# Adria Twin owners - seal around heki rooflights



## b6x (Feb 26, 2007)

Calling all (well, a couple would do) Adria Twin owners...

I remember a while back a small discussion on whether the Heki rooflights are "ventilated" when closed or have a seal around the lip. Well, the other night was a bit windy outside, and I was kept awake for a bit by the blind in the rooflight rattling. On closer inspection it appears that on mine the front heki above the lounge is sealed, but the rear one is not. 

Now, that's possibly not a bad thing having forced ventilation to the bedroom area... but just wondered if everyone else has the same.

Ta,
Steve


----------



## rowley (May 14, 2005)

Gosh Steve, I knew that the front Heki had a seal and so assumed that the rear had one too. I have just checked mine and the rear has not got one.
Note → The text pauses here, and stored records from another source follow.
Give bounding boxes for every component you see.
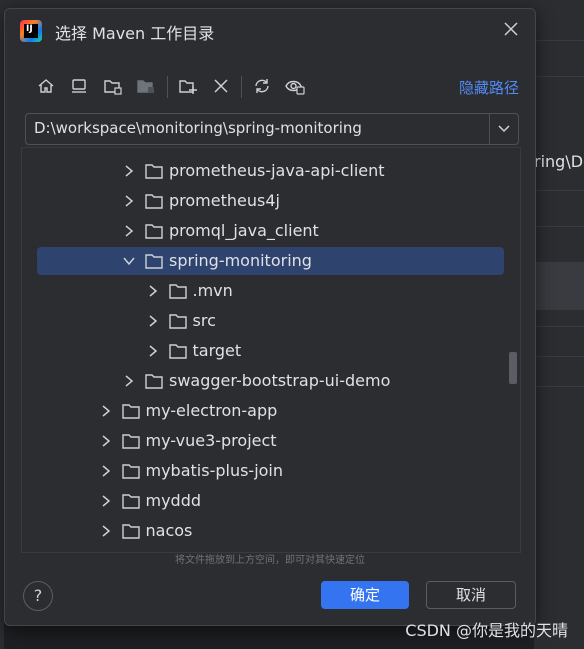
tree-row-label: my-vue3-project (145, 431, 277, 450)
chevron-right-icon[interactable] (122, 224, 136, 238)
chevron-right-icon[interactable] (99, 404, 113, 418)
home-button[interactable] (33, 73, 59, 99)
toolbar-separator (241, 76, 242, 98)
intellij-logo-icon: IJ (20, 20, 42, 42)
ide-divider (534, 226, 584, 227)
project-folder-icon (104, 80, 122, 95)
tree-row-label: myddd (145, 491, 202, 510)
tree-row-label: promql_java_client (169, 221, 319, 240)
tree-row-label: src (192, 311, 216, 330)
tree-row-label: target (192, 341, 242, 360)
chevron-right-icon[interactable] (99, 494, 113, 508)
combo-divider (489, 114, 490, 144)
delete-icon (214, 79, 228, 93)
chevron-right-icon[interactable] (146, 344, 160, 358)
dialog-titlebar: IJ 选择 Maven 工作目录 (5, 9, 535, 53)
folder-icon (145, 254, 163, 269)
path-input[interactable]: D:\workspace\monitoring\spring-monitorin… (34, 119, 362, 137)
ide-highlight-row (534, 262, 584, 310)
tree-row[interactable]: nacos (22, 516, 520, 546)
folder-icon (168, 284, 187, 299)
module-folder-icon (137, 80, 154, 93)
toolbar-separator (167, 76, 168, 98)
new-folder-icon (179, 80, 197, 94)
tree-row-label: .mvn (192, 281, 233, 300)
tree-row[interactable]: src (22, 306, 520, 336)
new-folder-button[interactable] (175, 73, 201, 99)
desktop-button[interactable] (66, 73, 92, 99)
show-hidden-files-button[interactable] (282, 73, 308, 99)
chevron-right-icon[interactable] (122, 374, 136, 388)
home-icon (38, 79, 54, 93)
chevron-right-icon[interactable] (146, 314, 160, 328)
tree-row[interactable]: swagger-bootstrap-ui-demo (22, 366, 520, 396)
project-directory-button[interactable] (100, 73, 126, 99)
folder-icon (121, 404, 140, 419)
directory-tree[interactable]: prometheus-java-api-client prometheus4j pr… (21, 147, 521, 553)
show-hidden-icon (285, 80, 305, 95)
cancel-button[interactable]: 取消 (426, 581, 516, 609)
tree-row[interactable]: my-vue3-project (22, 426, 520, 456)
tree-row-label: nacos (145, 521, 193, 540)
folder-icon (145, 164, 163, 179)
tree-row[interactable]: .mvn (22, 276, 520, 306)
ide-background-text: ring\Do (534, 152, 584, 171)
chevron-down-icon[interactable] (122, 254, 136, 268)
tree-row[interactable]: myddd (22, 486, 520, 516)
folder-icon (145, 224, 163, 239)
folder-icon (121, 464, 140, 479)
folder-icon (121, 524, 140, 539)
ide-divider (534, 326, 584, 327)
ide-divider (534, 40, 584, 41)
tree-row-label: spring-monitoring (169, 251, 312, 270)
folder-icon (168, 314, 187, 329)
ide-divider (534, 386, 584, 387)
chevron-right-icon[interactable] (122, 164, 136, 178)
delete-button[interactable] (208, 73, 234, 99)
chevron-down-icon (498, 125, 510, 133)
ide-divider (534, 76, 584, 77)
desktop-icon (72, 79, 86, 93)
folder-icon (121, 434, 140, 449)
drag-drop-hint: 将文件拖放到上方空间，即可对其快速定位 (175, 555, 365, 566)
path-combobox[interactable]: D:\workspace\monitoring\spring-monitorin… (25, 113, 519, 145)
tree-row[interactable]: mybatis-plus-join (22, 456, 520, 486)
path-history-dropdown[interactable] (492, 118, 516, 140)
tree-row-label: prometheus4j (169, 191, 280, 210)
chevron-right-icon[interactable] (146, 284, 160, 298)
csdn-watermark: CSDN @你是我的天晴 (405, 621, 568, 640)
tree-row[interactable]: prometheus4j (22, 186, 520, 216)
close-button[interactable] (501, 21, 521, 41)
tree-row[interactable]: my-electron-app (22, 396, 520, 426)
refresh-button[interactable] (249, 73, 275, 99)
module-directory-button[interactable] (133, 73, 159, 99)
tree-row[interactable]: spring-monitoring (22, 246, 520, 276)
tree-row-label: mybatis-plus-join (145, 461, 284, 480)
tree-row[interactable]: target (22, 336, 520, 366)
ide-divider (534, 356, 584, 357)
chevron-right-icon[interactable] (99, 464, 113, 478)
select-maven-directory-dialog: IJ 选择 Maven 工作目录 隐藏路径 D:\workspace\monit… (4, 8, 536, 626)
ide-divider (534, 190, 584, 191)
toolbar: 隐藏路径 (27, 73, 527, 103)
folder-icon (121, 494, 140, 509)
help-button[interactable]: ? (23, 581, 53, 611)
tree-row-label: my-electron-app (145, 401, 278, 420)
folder-icon (168, 344, 187, 359)
dialog-title: 选择 Maven 工作目录 (55, 24, 215, 43)
folder-icon (145, 194, 163, 209)
ide-background-right (534, 0, 584, 649)
chevron-right-icon[interactable] (99, 434, 113, 448)
hide-path-link[interactable]: 隐藏路径 (459, 77, 519, 98)
close-icon (504, 22, 518, 36)
tree-row-label: swagger-bootstrap-ui-demo (169, 371, 391, 390)
tree-row-label: prometheus-java-api-client (169, 161, 385, 180)
tree-row[interactable]: prometheus-java-api-client (22, 156, 520, 186)
ok-button[interactable]: 确定 (321, 581, 409, 609)
refresh-icon (255, 79, 269, 93)
chevron-right-icon[interactable] (99, 524, 113, 538)
folder-icon (145, 374, 163, 389)
chevron-right-icon[interactable] (122, 194, 136, 208)
tree-row[interactable]: promql_java_client (22, 216, 520, 246)
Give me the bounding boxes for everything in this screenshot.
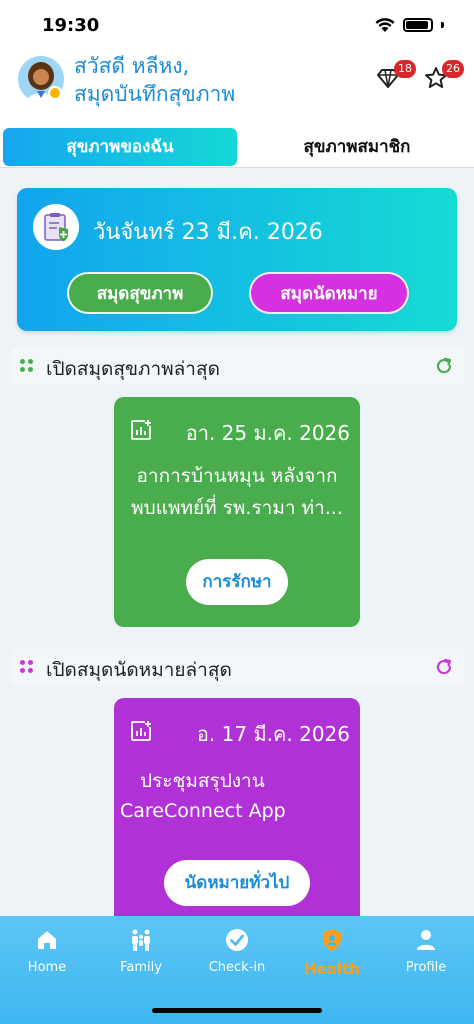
- tab-bar: สุขภาพของฉัน สุขภาพสมาชิก: [0, 126, 474, 168]
- gem-count-badge: 18: [394, 60, 416, 78]
- tab-my-health[interactable]: สุขภาพของฉัน: [3, 128, 237, 166]
- health-shield-icon: [323, 929, 341, 951]
- status-time: 19:30: [42, 15, 100, 36]
- home-indicator: [152, 1008, 322, 1013]
- chart-add-icon: [131, 721, 151, 741]
- latest-health-section-header: เปิดสมุดสุขภาพล่าสุด: [12, 348, 464, 384]
- appointment-book-button[interactable]: สมุดนัดหมาย: [249, 272, 409, 314]
- nav-family-label: Family: [120, 960, 162, 975]
- nav-health-label: Health: [304, 960, 360, 978]
- nav-health[interactable]: Health: [292, 928, 372, 978]
- latest-health-title: เปิดสมุดสุขภาพล่าสุด: [46, 358, 220, 380]
- nav-home-label: Home: [27, 960, 67, 975]
- health-record-desc-line-2: พบแพทย์ที่ รพ.รามา ท่า...: [131, 497, 343, 519]
- greeting: สวัสดี หลีหง, สมุดบันทึกสุขภาพ: [74, 52, 235, 108]
- latest-health-card[interactable]: อา. 25 ม.ค. 2026 อาการบ้านหมุน หลังจาก พ…: [114, 397, 360, 627]
- avatar-coin-badge: [48, 86, 62, 100]
- health-book-button[interactable]: สมุดสุขภาพ: [67, 272, 213, 314]
- home-icon: [38, 931, 56, 949]
- profile-icon: [417, 930, 435, 950]
- app-header: สวัสดี หลีหง, สมุดบันทึกสุขภาพ 18 26: [0, 50, 474, 126]
- nav-family[interactable]: Family: [101, 928, 181, 975]
- battery-tip: [441, 22, 444, 28]
- nav-profile-label: Profile: [405, 960, 447, 975]
- chart-add-icon: [131, 420, 151, 440]
- latest-appointment-card[interactable]: อ. 17 มี.ค. 2026 ประชุมสรุปงาน CareConne…: [114, 698, 360, 928]
- greeting-line-2: สมุดบันทึกสุขภาพ: [74, 82, 236, 106]
- nav-check-in[interactable]: Check-in: [197, 928, 277, 975]
- latest-appointment-title: เปิดสมุดนัดหมายล่าสุด: [46, 659, 232, 681]
- date-card: วันจันทร์ 23 มี.ค. 2026 สมุดสุขภาพ สมุดน…: [17, 188, 457, 331]
- greeting-line-1: สวัสดี หลีหง,: [74, 54, 190, 78]
- nav-profile[interactable]: Profile: [386, 928, 466, 975]
- battery-icon: [403, 18, 433, 32]
- refresh-icon[interactable]: [434, 356, 454, 376]
- star-count-badge: 26: [442, 60, 464, 78]
- treatment-button[interactable]: การรักษา: [186, 559, 288, 605]
- gem-button[interactable]: 18: [376, 60, 416, 92]
- health-record-date: อา. 25 ม.ค. 2026: [185, 421, 350, 445]
- appointment-desc-line-2: CareConnect App: [120, 800, 286, 822]
- status-icons: [375, 17, 444, 33]
- wifi-icon: [375, 18, 395, 32]
- purple-dots-icon: [20, 660, 34, 674]
- health-calendar-icon: [33, 204, 79, 250]
- appointment-date: อ. 17 มี.ค. 2026: [196, 722, 350, 746]
- status-bar: 19:30: [0, 0, 474, 50]
- health-record-desc-line-1: อาการบ้านหมุน หลังจาก: [136, 465, 338, 487]
- appointment-desc-line-1: ประชุมสรุปงาน: [140, 770, 265, 792]
- current-date: วันจันทร์ 23 มี.ค. 2026: [93, 220, 323, 245]
- family-icon: [132, 929, 150, 951]
- tab-member-health[interactable]: สุขภาพสมาชิก: [240, 128, 474, 166]
- check-in-icon: [226, 929, 248, 951]
- nav-check-in-label: Check-in: [208, 960, 266, 975]
- refresh-icon[interactable]: [434, 657, 454, 677]
- nav-home[interactable]: Home: [7, 928, 87, 975]
- general-appointment-button[interactable]: นัดหมายทั่วไป: [164, 860, 310, 906]
- star-button[interactable]: 26: [424, 60, 464, 92]
- latest-appointment-section-header: เปิดสมุดนัดหมายล่าสุด: [12, 649, 464, 685]
- green-dots-icon: [20, 359, 34, 373]
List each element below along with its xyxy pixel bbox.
I will try and get one as there is plenty of air coming in at the rear of the Twin. The rear door pillars are vented at the bottom, and air comes through the mesh on the heater unit door.

I have sent an email to Leisurespares asking for a price and availability on the seal.


----------



## b6x (Feb 26, 2007)

I did have an exploded diagram of the Midi heki, but can't seem to find it right now. I'll keep looking and let you know if I find anything. 

One thing that seemed a bit of a problem to me was that there seemed to be a spring mounted into the corner of the lip on the rear vent, which doesn't seem to be there on the front one. Not sure if that affects the part number required.

Would be grateful if you manage to find out costs/availability etc if you could let me know. 

Ta,
Steve


----------



## rowley (May 14, 2005)

Details obtained from Leisurespares--

BG1521 = £21.92 + £4.00pp + vat = £30.45 in total
please call 01423 321108 with card details or send copy of this email with cheque to address below
Kevin Wells
Leisure Spares Ltd
Wetherby Road 
Boroughbridge
North Yorkshire
YO51 9UY
Tel :- 01423 321108
Fax :- 01423 321104
e-mail :- [email protected]
Please visit our new website
http://www.leisurespares.co.uk

Are we going for it Steve? I think that I will take another look at the Heki tomorrow before I decide.


----------



## b6x (Feb 26, 2007)

Thanks for the info. Think I'll take a look at mine later too. Only reservation is this thing about the spring. I'm sure the rear has them in at least one of the corners, and the exploded diagram I saw of the rooflight had the seal as one complete unit. 

Stopping the blind rattling (although only happened once in very strong winds) will make it worthwhile fitting the seal.


----------